Nomenclature: HGVS’ nomenclature can be used but this must be in addition to an essential worded explanation describing the number of CGGs (eg, premutation, full mutation, etc) taking into account that fragile-X tri-nucleotide repeat is known as the CGG repeat, but based on the HGVS’ rule that for all descriptions the most 3' position possible should be arbitrarily assigned the repeat has to be described as a GGC repeat. On the basis of the coding DNA reference sequence (GenBank NM_002024.4), c.-128GGC(79) describes the presence of an extended GGC-repeat of exactly 79 units and c.-128GGC(1000) describes the presence of an extended GGC-repeat of about 1000 units (the ‘()’ is used to indicate uncertainties).

The technique used should be clearly indicated (Southern blot, PCR, TP-PCR, etc) with the reference of the publication which described it and the reference of the kit and the provider in such case.
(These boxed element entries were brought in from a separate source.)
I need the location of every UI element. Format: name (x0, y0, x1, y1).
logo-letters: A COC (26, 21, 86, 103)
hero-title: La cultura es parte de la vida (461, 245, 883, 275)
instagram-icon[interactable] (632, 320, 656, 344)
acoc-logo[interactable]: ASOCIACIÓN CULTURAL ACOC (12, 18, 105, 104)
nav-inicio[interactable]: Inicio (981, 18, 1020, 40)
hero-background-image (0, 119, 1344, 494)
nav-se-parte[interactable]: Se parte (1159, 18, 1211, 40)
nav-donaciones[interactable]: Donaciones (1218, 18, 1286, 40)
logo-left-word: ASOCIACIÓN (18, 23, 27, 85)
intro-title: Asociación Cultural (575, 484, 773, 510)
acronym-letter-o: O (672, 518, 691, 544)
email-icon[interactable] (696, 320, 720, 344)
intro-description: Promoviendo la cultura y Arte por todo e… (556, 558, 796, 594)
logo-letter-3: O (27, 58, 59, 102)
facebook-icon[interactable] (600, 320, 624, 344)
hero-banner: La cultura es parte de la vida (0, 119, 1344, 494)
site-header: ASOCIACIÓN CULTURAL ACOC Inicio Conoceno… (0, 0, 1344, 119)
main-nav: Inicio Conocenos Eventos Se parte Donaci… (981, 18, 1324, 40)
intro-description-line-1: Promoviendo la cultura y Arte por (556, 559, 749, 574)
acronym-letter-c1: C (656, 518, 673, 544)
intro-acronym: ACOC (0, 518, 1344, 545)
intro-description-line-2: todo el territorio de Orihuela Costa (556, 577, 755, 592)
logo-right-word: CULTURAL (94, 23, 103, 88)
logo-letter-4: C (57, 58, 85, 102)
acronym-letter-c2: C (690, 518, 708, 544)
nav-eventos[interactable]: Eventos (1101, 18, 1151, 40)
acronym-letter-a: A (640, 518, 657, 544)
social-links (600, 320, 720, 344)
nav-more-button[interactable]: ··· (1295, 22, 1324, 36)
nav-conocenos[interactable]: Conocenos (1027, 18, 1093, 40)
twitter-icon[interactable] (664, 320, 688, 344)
A statement of the limitations/sensitivity of the technique(s) used should appear clearly in the conclusion section of the molecular diagnosis report. Whenever an exact number of the CGGs is reported it should be accompanied by a statement of the testing laboratory’s accuracy of sizing.

Some laboratories perform ‘pre-screening’ tests with a method which is not able to detect the whole range of expansions. If such a test is inconclusive, then a preliminary report can be issued that should provide information about the test’s allele range of detection (ie, report the possibility of the presence of an expansion above the sensitivity of the test used) and should report that a complementary analysis has to be done to determine the actual genotype (possibility of PCR failure, determination of the size range of the allele).

When a repeat sized around 200 CGGs is found and methylation testing has not been done or is not conclusive, the laboratory should not decide whether this is a premutation or a full mutation, but must consider both (in order to not give incomplete/wrong advice to the consultant (or ‘referring clinician’)).

When the genotype is determined, although local policy can vary with regard to reporting, suggested items to be included in the report are set out in Table 2, depending upon the reason for referral.

Table 2 Suggested items to be included in the report based on the sections ‘Molecular genetic defects in FXS, FXPOI, and FXTAS, and transmission’ and ‘Prenatal diagnosis in FXS’

Concluding remarks

These guidelines are based on the knowledge acquired from peer reviewed and published data, as well as observations of the authors in their practice (MoMN’s data) and experience in the EMQN EQA for FXS, FXPOI, and FXTAS. These guidelines can only provide a snapshot of current knowledge at the time of manuscript submission. Readers are advised to keep up with the literature.